Das Jahr 2018 steht für die Klosterkammer im Zeichen ihres 200. Geburtstags. Dieses Jubiläum hat das Institut für Didaktik der Demokratie (IDD) der Leibniz Universität Hannover zum Anlass genommen, die Geschichte der Klosterkammer während des Nationalsozialismus einer kritischen Betrachtung zu unterziehen. Unter der Leitung von Prof. Detlef Schmiechen-Ackermann aus dem IDD untersuchten Wissenschaftler und Wissenschaftlerinnen die Rolle der Klosterkammer als obere Provinzialbehörde während dieser Zeit. „Die wissenschaftliche Bedeutung des Projekts besteht darin, dass nach der Untersuchung zahlreicher ehemaliger Reichs- und späterer Bundesministerien nun endlich die für das Funktionieren des NS-Herrschaftssystems nicht minder wichtigen Behörden der mittleren Ebene untersucht und vorhandene Belastungen und Kontinuitäten analysiert wurden“, sagt Professor Schmiechen-Ackermann.
Die VolkswagenStiftung und die Klosterkammer Hannover haben das Projekt gefördert. "Die gründliche Auseinandersetzung der Klosterkammer mit ihrem Wirken in der Zeit des Nationalsozialismus hat die VolkswagenStiftung sehr gern unterstützt. Durch die Unabhängigkeit der Förderin konnte sichergestellt werden, dass die wissenschaftliche Untersuchung in der notwendigen kritischen Distanz vorgenommen werden konnte. Der Klosterkammer gratuliere ich zu diesem wichtigen Beitrag", so Dr. Wilhelm Krull, Generalsekretär der VolkswagenStiftung.
Neben der eigentlichen Behördengeschichte wurden Themen wie der Einsatz von Zwangsarbeiterinnen, Zwangsarbeitern aber auch von Kriegsgefangenen auf den landwirtschaftlichen und Forstflächen der Klosterkammer untersucht. "Welche Rolle hatte die Klosterkammer in der Zeit zwischen 1933 und 1945? Wie kommt es, dass es gelang, das Stiftungsvermögen weitgehend zu erhalten? Der Rückblick auf eine bedeutende Vergangenheit darf die Zeit von zwölf Jahren Parteiherrschaft der Nationalsozialisten nicht ausklammern", sagt der Präsident der Klosterkammer, Hans-Christian Biallas. "Das IDD der Leibniz Universität hat die Geschichte der Klosterkammer während des Nationalsozialismus einer kritischen Betrachtung unterzogen. Ich bin außerordentlich dankbar, dass wir dieses Projekt nicht alleine, sondern in Kooperation mit der VolkswagenStiftung fördern können."
Prof. Volker Epping, Präsident der Leibniz Universität Hannover, fügt hinzu: "Ich gratuliere der Klosterkammer zu dem wichtigen Schritt, ihre NS-Geschichte umfassend aufarbeiten zu lassen. Damit stellt sie sich als Institution ihrer Verantwortung. Die Leibniz Universität hat über eine Senatsarbeitsgruppe dieses dunkelste Kapitel der Technischen Hochschule Hannover ebenfalls untersuchen lassen und in einer Publikation aufbereitet. Darüber hinaus läuft zurzeit eine weitere Untersuchung zur weiteren Aufarbeitung der Geschichte der Hochschule hinsichtlich möglicher NS-Belastungen von Mitgliedern und Angehörigen in der Zeit von 1945 bis 1971."

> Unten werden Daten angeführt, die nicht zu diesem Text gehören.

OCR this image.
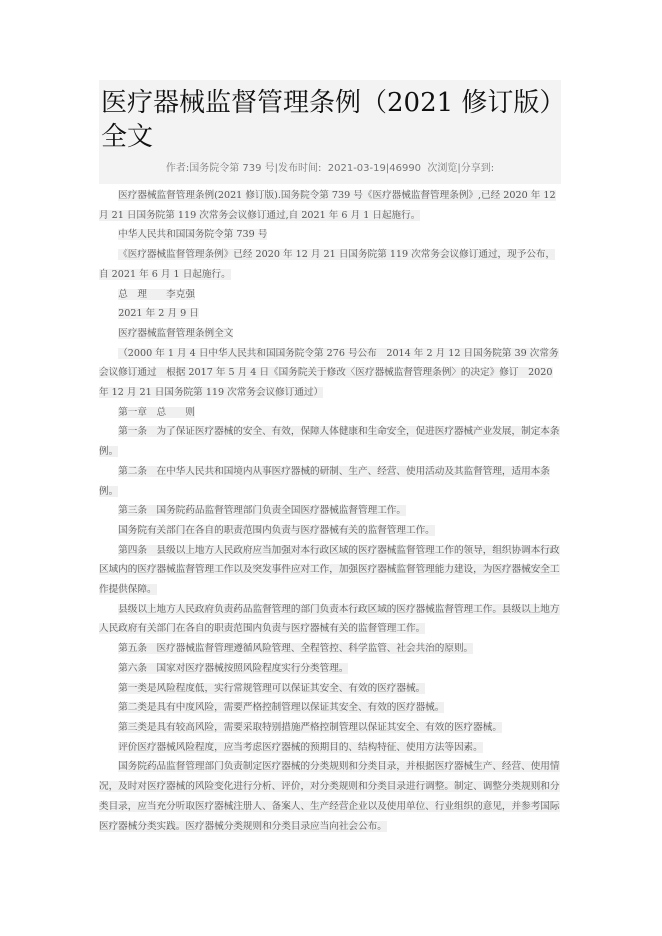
医疗器械监督管理条例（2021 修订版）全文
作者:国务院令第 739 号|发布时间:  2021-03-19|46990  次浏览|分享到:

医疗器械监督管理条例(2021 修订版).国务院令第 739 号《医疗器械监督管理条例》,已经 2020 年 12 月 21 日国务院第 119 次常务会议修订通过,自 2021 年 6 月 1 日起施行。

中华人民共和国国务院令第 739 号

《医疗器械监督管理条例》已经 2020 年 12 月 21 日国务院第 119 次常务会议修订通过，现予公布，自 2021 年 6 月 1 日起施行。

总　理　　李克强

2021 年 2 月 9 日

医疗器械监督管理条例全文

（2000 年 1 月 4 日中华人民共和国国务院令第 276 号公布　2014 年 2 月 12 日国务院第 39 次常务会议修订通过　根据 2017 年 5 月 4 日《国务院关于修改〈医疗器械监督管理条例〉的决定》修订　2020 年 12 月 21 日国务院第 119 次常务会议修订通过）

第一章　总　　则

第一条　为了保证医疗器械的安全、有效，保障人体健康和生命安全，促进医疗器械产业发展，制定本条例。

第二条　在中华人民共和国境内从事医疗器械的研制、生产、经营、使用活动及其监督管理，适用本条例。

第三条　国务院药品监督管理部门负责全国医疗器械监督管理工作。

国务院有关部门在各自的职责范围内负责与医疗器械有关的监督管理工作。

第四条　县级以上地方人民政府应当加强对本行政区域的医疗器械监督管理工作的领导，组织协调本行政区域内的医疗器械监督管理工作以及突发事件应对工作，加强医疗器械监督管理能力建设，为医疗器械安全工作提供保障。

县级以上地方人民政府负责药品监督管理的部门负责本行政区域的医疗器械监督管理工作。县级以上地方人民政府有关部门在各自的职责范围内负责与医疗器械有关的监督管理工作。

第五条　医疗器械监督管理遵循风险管理、全程管控、科学监管、社会共治的原则。

第六条　国家对医疗器械按照风险程度实行分类管理。

第一类是风险程度低，实行常规管理可以保证其安全、有效的医疗器械。

第二类是具有中度风险，需要严格控制管理以保证其安全、有效的医疗器械。

第三类是具有较高风险，需要采取特别措施严格控制管理以保证其安全、有效的医疗器械。

评价医疗器械风险程度，应当考虑医疗器械的预期目的、结构特征、使用方法等因素。

国务院药品监督管理部门负责制定医疗器械的分类规则和分类目录，并根据医疗器械生产、经营、使用情况，及时对医疗器械的风险变化进行分析、评价，对分类规则和分类目录进行调整。制定、调整分类规则和分类目录，应当充分听取医疗器械注册人、备案人、生产经营企业以及使用单位、行业组织的意见，并参考国际医疗器械分类实践。医疗器械分类规则和分类目录应当向社会公布。
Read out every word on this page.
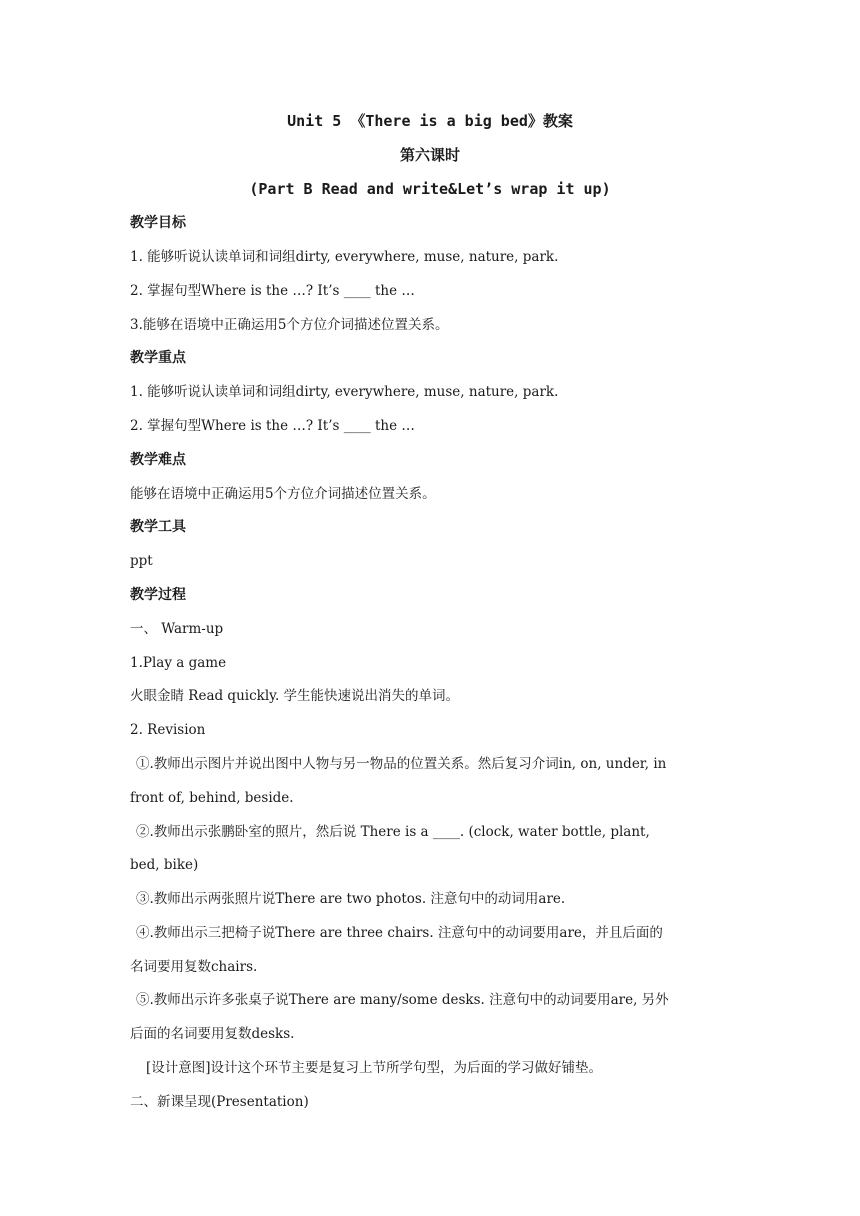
Unit 5 《There is a big bed》教案
第六课时
(Part B Read and write&Let’s wrap it up)
教学目标
1. 能够听说认读单词和词组dirty, everywhere, muse, nature, park.
2. 掌握句型Where is the …? It’s ____ the …
3.能够在语境中正确运用5个方位介词描述位置关系。
教学重点
1. 能够听说认读单词和词组dirty, everywhere, muse, nature, park.
2. 掌握句型Where is the …? It’s ____ the …
教学难点
能够在语境中正确运用5个方位介词描述位置关系。
教学工具
ppt
教学过程
一、 Warm-up
1.Play a game
火眼金睛 Read quickly. 学生能快速说出消失的单词。
2. Revision
①.教师出示图片并说出图中人物与另一物品的位置关系。然后复习介词in, on, under, in
front of, behind, beside.
②.教师出示张鹏卧室的照片，然后说 There is a ____. (clock, water bottle, plant,
bed, bike)
③.教师出示两张照片说There are two photos. 注意句中的动词用are.
④.教师出示三把椅子说There are three chairs. 注意句中的动词要用are，并且后面的
名词要用复数chairs.
⑤.教师出示许多张桌子说There are many/some desks. 注意句中的动词要用are, 另外
后面的名词要用复数desks.
[设计意图]设计这个环节主要是复习上节所学句型，为后面的学习做好铺垫。
二、新课呈现(Presentation)
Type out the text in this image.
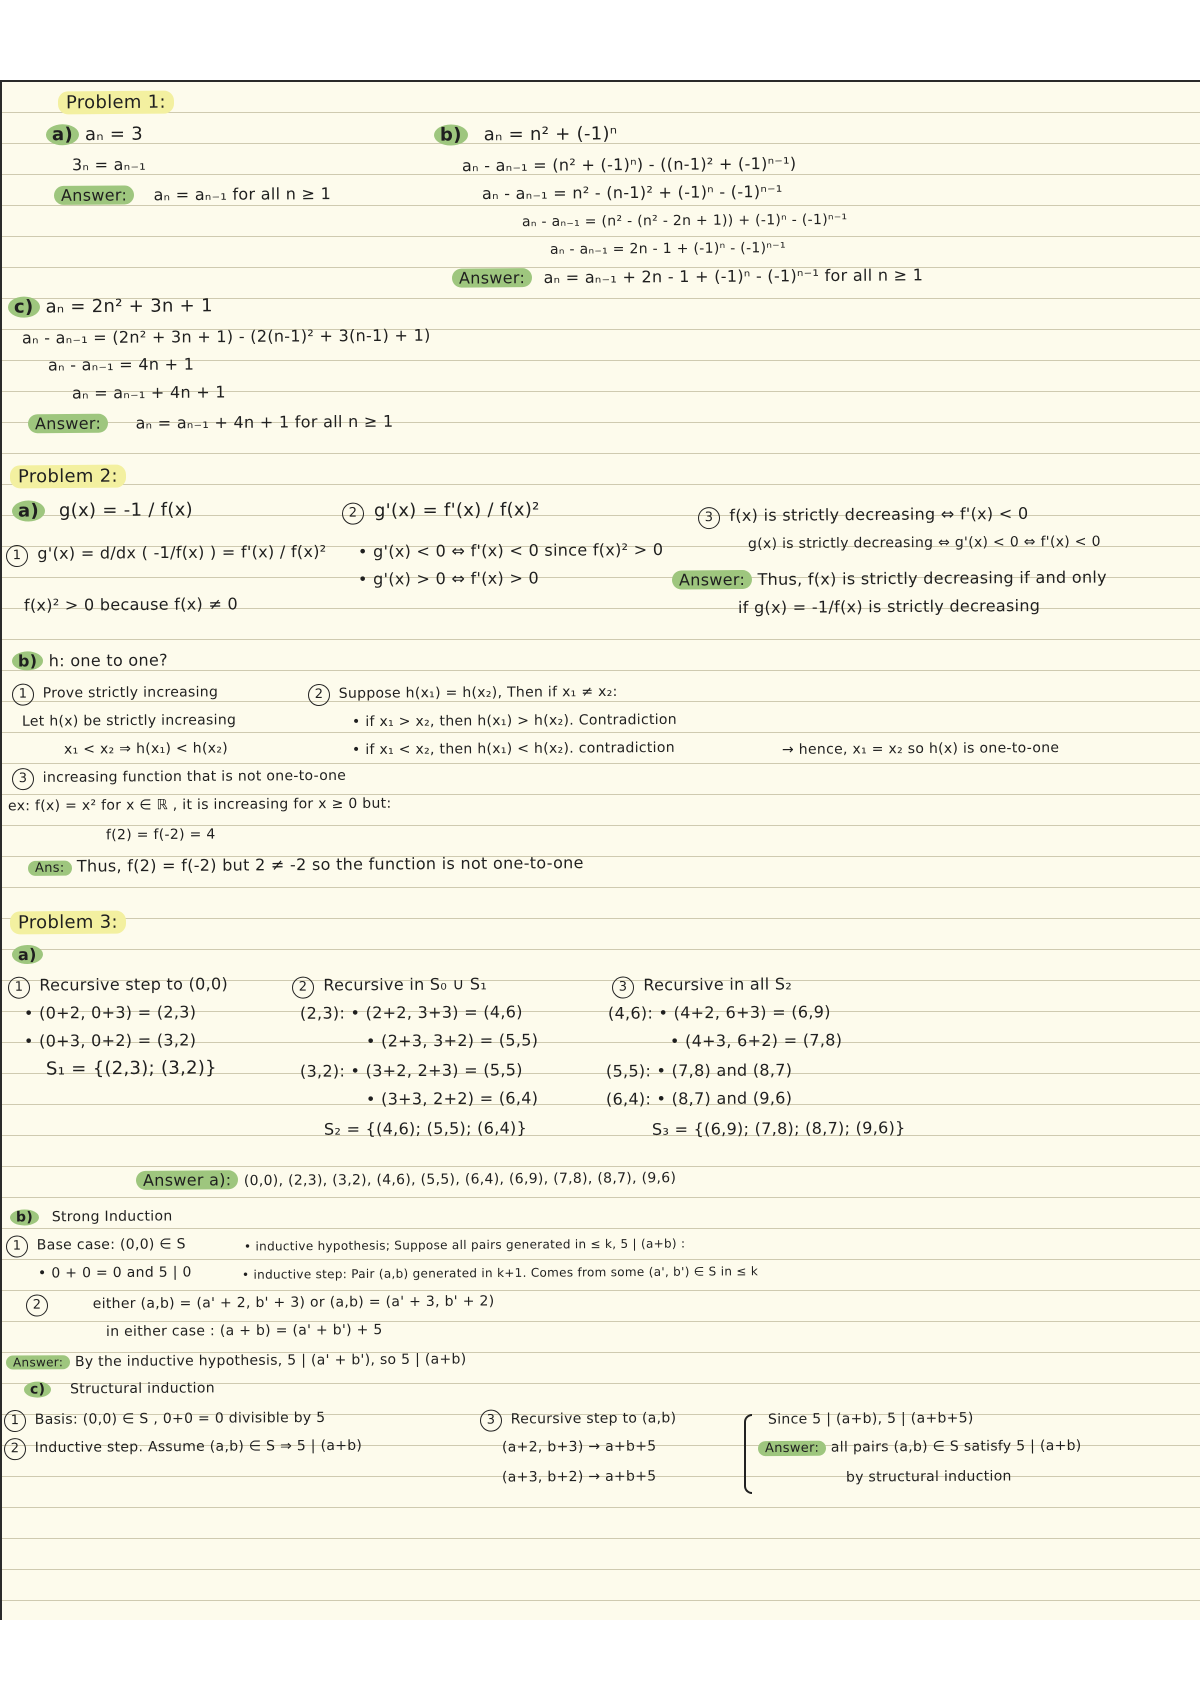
Problem 1:
a) aₙ = 3
3ₙ = aₙ₋₁
Answer: aₙ = aₙ₋₁ for all n ≥ 1
b) aₙ = n² + (-1)ⁿ
aₙ - aₙ₋₁ = (n² + (-1)ⁿ) - ((n-1)² + (-1)ⁿ⁻¹)
aₙ - aₙ₋₁ = n² - (n-1)² + (-1)ⁿ - (-1)ⁿ⁻¹
aₙ - aₙ₋₁ = (n² - (n² - 2n + 1)) + (-1)ⁿ - (-1)ⁿ⁻¹
aₙ - aₙ₋₁ = 2n - 1 + (-1)ⁿ - (-1)ⁿ⁻¹
Answer: aₙ = aₙ₋₁ + 2n - 1 + (-1)ⁿ - (-1)ⁿ⁻¹ for all n ≥ 1
c) aₙ = 2n² + 3n + 1
aₙ - aₙ₋₁ = (2n² + 3n + 1) - (2(n-1)² + 3(n-1) + 1)
aₙ - aₙ₋₁ = 4n + 1
aₙ = aₙ₋₁ + 4n + 1
Answer: aₙ = aₙ₋₁ + 4n + 1 for all n ≥ 1
Problem 2:
a) g(x) = -1 / f(x)
1 g'(x) = d/dx ( -1/f(x) ) = f'(x) / f(x)²
f(x)² > 0 because f(x) ≠ 0
2 g'(x) = f'(x) / f(x)²
• g'(x) < 0 ⇔ f'(x) < 0 since f(x)² > 0
• g'(x) > 0 ⇔ f'(x) > 0
3 f(x) is strictly decreasing ⇔ f'(x) < 0
g(x) is strictly decreasing ⇔ g'(x) < 0 ⇔ f'(x) < 0
Answer: Thus, f(x) is strictly decreasing if and only
if g(x) = -1/f(x) is strictly decreasing
b) h: one to one?
1 Prove strictly increasing
Let h(x) be strictly increasing
x₁ < x₂ ⇒ h(x₁) < h(x₂)
2 Suppose h(x₁) = h(x₂), Then if x₁ ≠ x₂:
• if x₁ > x₂, then h(x₁) > h(x₂). Contradiction
• if x₁ < x₂, then h(x₁) < h(x₂). contradiction	→ hence, x₁ = x₂ so h(x) is one-to-one
3 increasing function that is not one-to-one
ex: f(x) = x² for x ∈ ℝ , it is increasing for x ≥ 0 but:
f(2) = f(-2) = 4
Ans: Thus, f(2) = f(-2) but 2 ≠ -2 so the function is not one-to-one
Problem 3:
a)
1 Recursive step to (0,0)
• (0+2, 0+3) = (2,3)
• (0+3, 0+2) = (3,2)
S₁ = {(2,3); (3,2)}
2 Recursive in S₀ ∪ S₁
(2,3): • (2+2, 3+3) = (4,6)
• (2+3, 3+2) = (5,5)
(3,2): • (3+2, 2+3) = (5,5)
• (3+3, 2+2) = (6,4)
S₂ = {(4,6); (5,5); (6,4)}
3 Recursive in all S₂
(4,6): • (4+2, 6+3) = (6,9)
• (4+3, 6+2) = (7,8)
(5,5): • (7,8) and (8,7)
(6,4): • (8,7) and (9,6)
S₃ = {(6,9); (7,8); (8,7); (9,6)}
Answer a): (0,0), (2,3), (3,2), (4,6), (5,5), (6,4), (6,9), (7,8), (8,7), (9,6)
b) Strong Induction
1 Base case: (0,0) ∈ S
• 0 + 0 = 0 and 5 | 0
• inductive hypothesis; Suppose all pairs generated in ≤ k, 5 | (a+b) :
• inductive step: Pair (a,b) generated in k+1. Comes from some (a', b') ∈ S in ≤ k
2	either (a,b) = (a' + 2, b' + 3) or (a,b) = (a' + 3, b' + 2)
in either case : (a + b) = (a' + b') + 5
Answer: By the inductive hypothesis, 5 | (a' + b'), so 5 | (a+b)
c) Structural induction
1 Basis: (0,0) ∈ S , 0+0 = 0 divisible by 5
2 Inductive step. Assume (a,b) ∈ S ⇒ 5 | (a+b)
3 Recursive step to (a,b)
(a+2, b+3) → a+b+5
(a+3, b+2) → a+b+5
Since 5 | (a+b), 5 | (a+b+5)
Answer: all pairs (a,b) ∈ S satisfy 5 | (a+b)
by structural induction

Wie entwickelte sich das umfangreiche Pachtgeschäft der Klosterkammer während der NS-Zeit und welches Verhalten legten die Klostergutpächter dem Regime gegenüber an den Tag? Welche Rolle spielte der damalige Präsident der Klosterkammer, Albrecht Stalmann? Vor Beginn des Forschungsprojekts wurde die Rolle der Klosterkammer nur ausschnitthaft oder gar nicht beleuchtet, was unter anderem auf das von Stalmann gezeichnete Bild einer Institution, die den Widrigkeiten des Nationalsozialismus getrotzt habe, zum andern auf die erheblichen Quellenverluste während des Krieges zurückzuführen ist. Der Forschergruppe gelang es, diese Quellenverluste während der Recherche weitgehend auszugleichen: Es zeigte sich, dass die Anzahl der in der Klosterkammer erhaltenen Altakten umfangreicher war, als vorher angenommen. Darüber hinaus konnten Akten aus anderen Archiven fehlende Informationen größtenteils hinzufügen.
Die Publikation "Die Klosterkammer Hannover 1931-1955. Eine Mittelbehörde zwischen wirtschaftlicher Rationalität und Politisierung", Wallstein Verlag, wird ab Dezember im Buchhandel erhältlich sein.